Joe Benson a été reconnu coupable par la justice anglaise d’avoir envoyé illégalement d’importantes quantités de déchets électriques et électroniques (D3E) en Afrique. Il a exporté 46 tonnes de déchets pour un total de 40 000 euros. Sa méthode était simple. Il laissait entendre que les matériaux étaient réparables alors qu’ils étaient irrécupérables. Il échappait ainsi aux coûts de dépollution et de recyclage, comme la loi européenne le prévoit. Il flouait en même temps ses clients. Des déchets dangereux ont été retrouvés dans des containers envoyés par le broker vers des ports africains.

Sur eBay, on retrouve de nombreux produits vendus par les brokers. Ils ne sont pas toujours exploitables. Capture d’écran

Une affaire exceptionnelle. C’est la première fois dans le monde de la justice pénale qu’un broker est condamné pour son activité. Le cas de Joe Benson pourrait marquer un moment charnière dans la lutte contre les fraudeurs écologiques.
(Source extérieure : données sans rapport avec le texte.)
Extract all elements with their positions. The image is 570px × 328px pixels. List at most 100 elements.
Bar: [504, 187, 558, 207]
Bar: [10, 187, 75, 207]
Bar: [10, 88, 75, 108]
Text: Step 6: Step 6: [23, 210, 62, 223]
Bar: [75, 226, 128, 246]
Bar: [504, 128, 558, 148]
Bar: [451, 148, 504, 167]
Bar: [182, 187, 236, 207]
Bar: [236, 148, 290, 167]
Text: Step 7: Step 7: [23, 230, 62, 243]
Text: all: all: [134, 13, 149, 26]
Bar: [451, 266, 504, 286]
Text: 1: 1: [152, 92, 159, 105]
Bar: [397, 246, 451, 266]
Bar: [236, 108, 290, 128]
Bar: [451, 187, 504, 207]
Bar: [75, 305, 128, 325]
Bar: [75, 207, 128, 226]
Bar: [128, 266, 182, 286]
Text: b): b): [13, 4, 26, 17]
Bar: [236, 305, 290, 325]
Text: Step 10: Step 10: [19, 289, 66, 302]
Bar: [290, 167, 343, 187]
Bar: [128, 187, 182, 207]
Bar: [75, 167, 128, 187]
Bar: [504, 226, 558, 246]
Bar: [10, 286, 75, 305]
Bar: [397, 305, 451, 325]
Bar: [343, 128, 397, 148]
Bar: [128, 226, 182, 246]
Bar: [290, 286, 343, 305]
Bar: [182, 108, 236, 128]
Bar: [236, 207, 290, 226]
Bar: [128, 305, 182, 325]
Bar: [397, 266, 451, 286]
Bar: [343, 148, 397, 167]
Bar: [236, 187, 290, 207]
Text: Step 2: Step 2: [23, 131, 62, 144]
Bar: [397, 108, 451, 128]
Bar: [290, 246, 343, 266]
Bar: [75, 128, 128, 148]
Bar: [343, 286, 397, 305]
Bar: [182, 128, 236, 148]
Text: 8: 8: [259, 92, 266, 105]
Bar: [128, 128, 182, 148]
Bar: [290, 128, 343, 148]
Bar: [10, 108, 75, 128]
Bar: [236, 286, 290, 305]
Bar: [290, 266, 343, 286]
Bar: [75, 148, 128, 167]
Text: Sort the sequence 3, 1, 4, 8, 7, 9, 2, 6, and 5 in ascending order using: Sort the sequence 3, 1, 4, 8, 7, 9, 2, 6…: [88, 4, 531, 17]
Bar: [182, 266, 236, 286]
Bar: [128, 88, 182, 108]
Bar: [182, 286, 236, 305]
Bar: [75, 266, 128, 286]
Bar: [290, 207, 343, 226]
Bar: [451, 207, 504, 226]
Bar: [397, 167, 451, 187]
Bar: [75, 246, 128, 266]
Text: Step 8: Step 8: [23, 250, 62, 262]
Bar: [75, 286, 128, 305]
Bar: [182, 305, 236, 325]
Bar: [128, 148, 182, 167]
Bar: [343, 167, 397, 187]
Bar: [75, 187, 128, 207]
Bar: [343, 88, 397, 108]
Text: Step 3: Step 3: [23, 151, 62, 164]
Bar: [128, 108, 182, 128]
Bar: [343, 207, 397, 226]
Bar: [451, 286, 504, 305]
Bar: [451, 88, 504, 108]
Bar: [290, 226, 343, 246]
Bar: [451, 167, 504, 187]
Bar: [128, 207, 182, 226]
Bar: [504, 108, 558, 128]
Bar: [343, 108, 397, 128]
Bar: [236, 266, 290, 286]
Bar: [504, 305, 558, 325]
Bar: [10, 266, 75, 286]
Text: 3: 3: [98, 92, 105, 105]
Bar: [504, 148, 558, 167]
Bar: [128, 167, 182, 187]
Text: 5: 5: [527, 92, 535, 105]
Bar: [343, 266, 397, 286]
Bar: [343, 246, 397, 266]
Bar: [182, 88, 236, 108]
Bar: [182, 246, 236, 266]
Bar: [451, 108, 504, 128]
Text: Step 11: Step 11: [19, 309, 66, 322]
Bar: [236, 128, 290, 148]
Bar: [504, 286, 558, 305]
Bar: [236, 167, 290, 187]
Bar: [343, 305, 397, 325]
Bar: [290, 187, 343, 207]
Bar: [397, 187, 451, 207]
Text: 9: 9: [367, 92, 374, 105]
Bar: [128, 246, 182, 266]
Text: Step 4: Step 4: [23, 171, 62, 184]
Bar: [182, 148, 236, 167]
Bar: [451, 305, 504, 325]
Il souligne en tout cas les différences entre un broker, comme Joe Benson, et un reconditionneur.

Les brokers revendent

En soi, être broker n’a rien d’illégal en France, malgré une législation très pointilleuse dans ce domaine. Au contact des entreprises, ils récupèrent les matériaux remplacés. Le problème, c’est que ces courtiers des déchetteries n’agissent pas toujours dans un cadre légal. Notamment les particuliers, pour qui les frontières de la loi sont plus floues et qui recherchent les déchets partout : parcs informatiques renouvelés, « salles de vente » ou décharges.

Le matériel récupéré est vendu au plus offrant. Dans le meilleur des cas, à un éco-organisme. Mais ces derniers ne sont pas des destinataires obligatoires. Souvent d’importantes quantités de déchets sot vendues via Internet. Frédérique Bordage, chercheur dans le numérique et l’écologie, est particulièrement sévère à leur égard : « Les brokers ne respectent jamais la loi. Les conséquences écologiques sont désastreuses. » Car en plus de « parasiter les circuits de recyclage légaux, ils participent à la surconsommation de biens ».

Les reconditionneurs réparent

Les reconditionneurs, eux, ont une démarche militante. Ils récupèrent le stock des entreprises pour remettre en état les matériaux, dont ils cherchent à prolonger la durée de vie. Leur mission : réduire au maximum les déchets. Le recyclage n’intervient qu’en dernier recours. Ils proposent à la revente les produits réceptionnés. Les déchets électroniques deviennent alors des objets d’occasion peu coûteux et accessibles à tous.

Depuis combien de temps avez-vous votre portable ?

Les Français changent en moyenne de téléphone portable tous les dix-huit mois, selon un sondage TNS-Sofres. Parmi eux, 42 % laissent leur matériel usagé dans un coin de leur maison, 27% le donnent à un proche et 6% le jettent. Seulement 9% des utilisateurs font l’effort du recyclage. Le reste préfère la revente. En boutique ou, comme le souligne Damien, conseiller chez un opérateur téléphonique : « sur Internet où le prix de revente est toujours plus élevé ».